I focused on a group of humans sitting in the second row, hooting and screaming and laughing boisterously. There was a cruel air to their laughter. It was almost a tangible thing, like a black, malevolent cloud that embraced the presence of the entire audience. I was reminded of that day when my dad and his friends broke my slingshot. They’d been firing rocks at squirrels, laughing in a similar way.
These humans in the second row were all male, and they were all about twelve or thirteen years old. It seemed the entire audience consisted of young, pre-and early teen males. One of them was wearing a red shirt that said “GLURP!” on it.

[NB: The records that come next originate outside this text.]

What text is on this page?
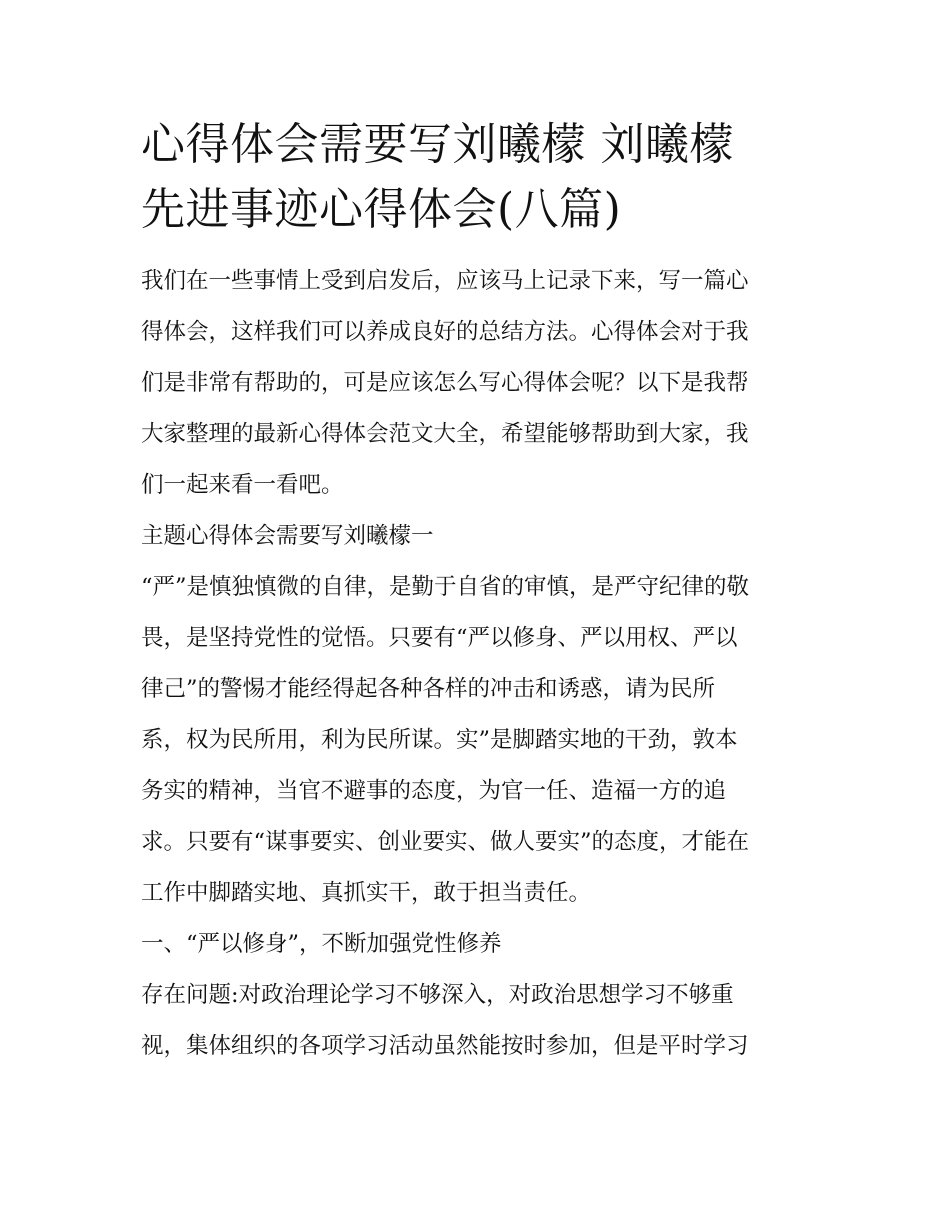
心得体会需要写刘曦檬 刘曦檬
先进事迹心得体会(八篇)

我们在一些事情上受到启发后，应该马上记录下来，写一篇心
得体会，这样我们可以养成良好的总结方法。心得体会对于我
们是非常有帮助的，可是应该怎么写心得体会呢？以下是我帮
大家整理的最新心得体会范文大全，希望能够帮助到大家，我
们一起来看一看吧。

主题心得体会需要写刘曦檬一

“严”是慎独慎微的自律，是勤于自省的审慎，是严守纪律的敬
畏，是坚持党性的觉悟。只要有“严以修身、严以用权、严以
律己”的警惕才能经得起各种各样的冲击和诱惑，请为民所
系，权为民所用，利为民所谋。实”是脚踏实地的干劲，敦本
务实的精神，当官不避事的态度，为官一任、造福一方的追
求。只要有“谋事要实、创业要实、做人要实”的态度，才能在
工作中脚踏实地、真抓实干，敢于担当责任。

一、“严以修身”，不断加强党性修养

存在问题:对政治理论学习不够深入，对政治思想学习不够重
视，集体组织的各项学习活动虽然能按时参加，但是平时学习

“Glurp, glurp!” the audience yelled. “Glurp, glurp!”
“Donut,” I said, talking quickly. “This crowd is going to be a lot different than the last one. They’re all kids. I don’t think they’re the happy, cartoon-watching kind, either.”
“Carl, we’ve gone over this,” Donut said. “You sit there and look angry, and I do the talking. Remember?”
To our left, the host suddenly appeared. There was no warning. He showed up in mid-sentence. A floating note appeared in front of me. ON AIR SOON. BE READY.
“… know you little cunts are gonna love today’s surprise panelists! Your Maestro had to bang some slimy mudskipper tail to pull this one off. But nothing is too good for Maestro’s piglets! Suck it! Suck it good, piglets!”
“Glurp, glurp!” the audience screamed. “Glurp, glurp!”
The host—the Maestro—was an orc. A huge, muscular orc.
He looked a lot like a tuskling, but it was clear this was a different type of the same species. The tusklings were dwarf versions of these guys. Tuskling skin was bright pink, pig-like. The Maestro’s flesh was darker, covered in black, bristly hair. He reminded me of a wild boar. His left tusk was completely gold. He stood about six and a half feet tall, built like a tank. A line of earrings circled his left ear. He wore a hot pink, silken shirt, buttoned halfway up, revealing a hairy, well-muscled chest covered in gold chains. I couldn’t tell for certain, but I had the distinct impression he was only in his early twenties.